While talking about the various miracles that Lord Ganesha can bring about, it says “Baanjhan Ko Putra Det,” which means that Ganesha can bestow the gift of a son to a barren woman. When I was a child, this line seemed to confuse my very being. Everyone sang it like it was normal.
This time, when I was singing the aarti, I tried to convince myself that it said “putra” or son instead of “putri” or daughter just because it rhymed better. Maybe it was speaking just of a woman who desired and wanted to have a child – surely, that’s a natural desire? Was I being too rigid? Didn’t I want to stay in touch with my culture by singing the aartis the right way? Didn’t the aarti also bring back that sense of home, that feeling of connectedness and even devotion?
Stuck in the middle of these questions and doubts, I sang the line but with a certain feeling of hopelessness. I got hooked into a space where I felt that nothing I did was the correct solution, that I was caught between remaining connected with my culture or remaining connected with my truth. The little girl I was would not have gotten confused. She felt her feelings keenly and when she was negated, the feelings bled right into her.

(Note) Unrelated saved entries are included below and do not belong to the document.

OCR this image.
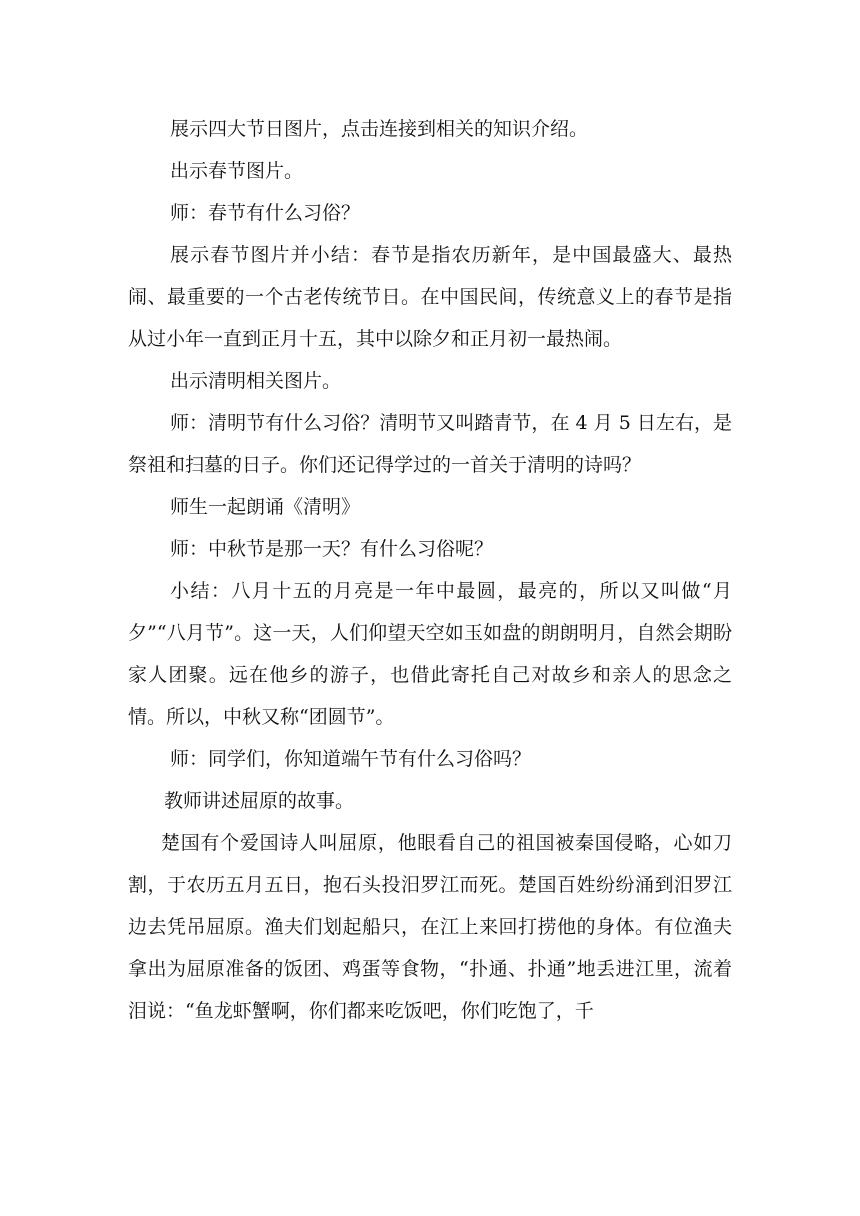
展示四大节日图片，点击连接到相关的知识介绍。

出示春节图片。

师：春节有什么习俗？

展示春节图片并小结：春节是指农历新年，是中国最盛大、最热闹、最重要的一个古老传统节日。在中国民间，传统意义上的春节是指从过小年一直到正月十五，其中以除夕和正月初一最热闹。

出示清明相关图片。

师：清明节有什么习俗？清明节又叫踏青节，在 4 月 5 日左右，是祭祖和扫墓的日子。你们还记得学过的一首关于清明的诗吗？

师生一起朗诵《清明》

师：中秋节是那一天？有什么习俗呢？

小结：八月十五的月亮是一年中最圆，最亮的，所以又叫做“月夕”“八月节”。这一天，人们仰望天空如玉如盘的朗朗明月，自然会期盼家人团聚。远在他乡的游子，也借此寄托自己对故乡和亲人的思念之情。所以，中秋又称“团圆节”。

师：同学们，你知道端午节有什么习俗吗？

教师讲述屈原的故事。

楚国有个爱国诗人叫屈原，他眼看自己的祖国被秦国侵略，心如刀割，于农历五月五日，抱石头投汨罗江而死。楚国百姓纷纷涌到汨罗江边去凭吊屈原。渔夫们划起船只，在江上来回打捞他的身体。有位渔夫拿出为屈原准备的饭团、鸡蛋等食物，“扑通、扑通”地丢进江里，流着泪说：“鱼龙虾蟹啊，你们都来吃饭吧，你们吃饱了，千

She knew it was unfair and wrong, even if she couldn’t understand why God thought that only a son was a gift or a woman was valuable only if she had children.
But I do. I understand. When I allow myself to get out from that little space where I’ve cornered myself. Does staying connected with my culture mean that I start believing things that I actually stand against ? I don’t think a true God would ever create a sterile, barren human being. I don’t think a true God creates women for the sole purpose of having children – although that could be part of their bigger dream. I don’t think sons are gifts, and daughters are not. And I think God thinks the same way I do.
Our prayers reflect only who we are as a society. They don’t reflect the true nature of God. Only a patriarchal system discriminates, not God. When I truly think of my doubts and questions about staying connected to India here in the U.S, I know that I don’t want to follow dogma. I want to pray with my whole heart, something I’ve not done for years. But that prayer has to be mine. And not couched in thinking that my very being protests against.